Have a question about this project? Sign up for a free GitHub account to open an issue and contact its maintainers and the community.

By clicking “Sign up for GitHub”, you agree to our terms of service and privacy statement. We’ll occasionally send you account related emails.

Already on GitHub? Sign in to your account

Formalize TRAPI attribute structure for concept cooccurrence query results #93

Open
bill-baumgartner opened this issue Sep 17, 2021 · 0 comments
Labels
in progress status - This issue is actively being addressed

Comments

@bill-baumgartner
Copy link
Collaborator

Create a preliminary TRAPI attribute structure for returning concept cooccurrence results. This structure can be modeled after the COHD attribute structure proposed by Matt Brush.
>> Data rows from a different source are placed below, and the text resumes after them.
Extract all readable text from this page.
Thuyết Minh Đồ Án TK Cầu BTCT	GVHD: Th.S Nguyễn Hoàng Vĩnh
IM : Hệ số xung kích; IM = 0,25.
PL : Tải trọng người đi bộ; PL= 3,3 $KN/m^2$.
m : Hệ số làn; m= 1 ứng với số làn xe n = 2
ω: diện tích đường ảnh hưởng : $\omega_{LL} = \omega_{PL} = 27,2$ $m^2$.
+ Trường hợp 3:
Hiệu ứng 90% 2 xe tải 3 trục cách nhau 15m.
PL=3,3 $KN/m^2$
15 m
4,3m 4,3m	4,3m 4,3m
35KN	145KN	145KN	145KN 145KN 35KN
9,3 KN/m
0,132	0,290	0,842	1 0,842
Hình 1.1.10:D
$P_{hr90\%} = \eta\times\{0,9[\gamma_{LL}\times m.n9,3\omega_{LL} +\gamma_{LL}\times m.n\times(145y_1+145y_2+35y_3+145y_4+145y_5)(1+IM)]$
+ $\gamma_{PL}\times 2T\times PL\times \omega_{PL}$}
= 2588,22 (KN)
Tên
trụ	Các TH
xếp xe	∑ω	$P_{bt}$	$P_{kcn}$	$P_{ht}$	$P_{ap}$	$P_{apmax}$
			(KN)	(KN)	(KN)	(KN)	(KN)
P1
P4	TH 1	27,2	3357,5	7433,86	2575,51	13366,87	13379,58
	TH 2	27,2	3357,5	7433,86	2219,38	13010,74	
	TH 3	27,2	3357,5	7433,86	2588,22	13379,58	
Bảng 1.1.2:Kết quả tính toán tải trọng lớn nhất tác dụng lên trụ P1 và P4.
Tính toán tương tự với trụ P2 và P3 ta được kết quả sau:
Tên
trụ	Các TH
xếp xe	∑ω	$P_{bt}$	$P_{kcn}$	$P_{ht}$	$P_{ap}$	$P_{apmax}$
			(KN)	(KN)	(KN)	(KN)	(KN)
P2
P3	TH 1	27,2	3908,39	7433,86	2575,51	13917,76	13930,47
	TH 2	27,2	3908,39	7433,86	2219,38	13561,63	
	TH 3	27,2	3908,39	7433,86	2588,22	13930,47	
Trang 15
COHD example provided by Matt Brush

Screen Shot 2021-09-16 at 5 29 14 PM

Proposed Cooccurrence Attribute Structure

cooccurrence-attribute-schema

Proposed Node TSV

id name category
CHEBI:3215 bupivacaine biolink:ChemicalEntity
PR:000031567 leucine-rich repeat-containing protein 3B biolink:Protein

Proposed Edge TSV (Note: scroll table to see all columns)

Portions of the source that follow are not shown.